On 12/12/2011 03:00 PM, Steven Schveighoffer wrote:
> On Sun, 11 Dec 2011 16:17:20 -0500, Timon Gehr <timon.gehr at gmx.ch> wrote:
>
>> On 12/11/2011 10:12 PM, Timon Gehr wrote:
>>> On 12/11/2011 06:49 PM, Paulo Pinto wrote:
>>>> Am 11.12.2011 17:40, schrieb so:
>>>>> On Sun, 11 Dec 2011 18:33:07 +0200, Paulo Pinto <pjmlp at progtools.org>
>>>>> wrote:
>>>>>
>>>>>> Really?
>>>>>>
>>>>>> Tell that to all game studios developing games in Java/C#/Flash.
>>>>>>
>>>>>> Do you know that many games in iPhone are done in Unity, which
>>>>>> makes use of C#/Boo/Javascript compiled to native code?
>>>>>
>>>>> I don't understand sorry, are you arguing against the argument i
>>>>> made on
>>>>> GCs failure on some specific areas?
>>>>
>>>> Yes I am, since I know many areas where GC enabled languages have been
>>>> replacing non-GC languages for better or worse.
>>>>
>>>> But then again, I am only a lurker here, so take my arguments with a
>>>> grain of salt.
>>>>
>>>> As a non user of D, I cannot really say much.
>>>
>>> GC does not scale if an application has to be responsive.
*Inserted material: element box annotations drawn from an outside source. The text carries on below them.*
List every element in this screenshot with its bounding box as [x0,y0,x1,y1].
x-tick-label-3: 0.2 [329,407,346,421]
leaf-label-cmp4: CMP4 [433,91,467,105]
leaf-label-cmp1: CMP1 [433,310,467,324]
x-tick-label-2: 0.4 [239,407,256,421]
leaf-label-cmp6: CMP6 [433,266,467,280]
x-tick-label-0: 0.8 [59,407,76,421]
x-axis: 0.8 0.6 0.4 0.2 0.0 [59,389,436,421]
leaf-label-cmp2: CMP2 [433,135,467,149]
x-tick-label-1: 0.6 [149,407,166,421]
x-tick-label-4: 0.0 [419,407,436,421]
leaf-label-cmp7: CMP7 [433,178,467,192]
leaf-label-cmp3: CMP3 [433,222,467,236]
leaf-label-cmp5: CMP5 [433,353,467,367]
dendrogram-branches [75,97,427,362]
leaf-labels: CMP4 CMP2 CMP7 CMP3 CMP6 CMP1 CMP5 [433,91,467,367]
In all other
>>> cases it is a valid choice.
>>
>> (if you have enough spare memory)
>
> Don't confuse druntime's GC with the concept of a GC. Better implemented
> GCs work quite well in practice, even for making responsive apps.
>

I certainly don't confuse them (GC wouldn't be very interesting if the 
two were the same), and as I understand it there exist very few GC 
implementations that _guarantee_ responsiveness over a long time period. 
This effect gets a lot bigger as memory usage and reference mutation 
rate grow. It is very easy for a sufficiently big Java application, for 
instance, to get responsiveness problems.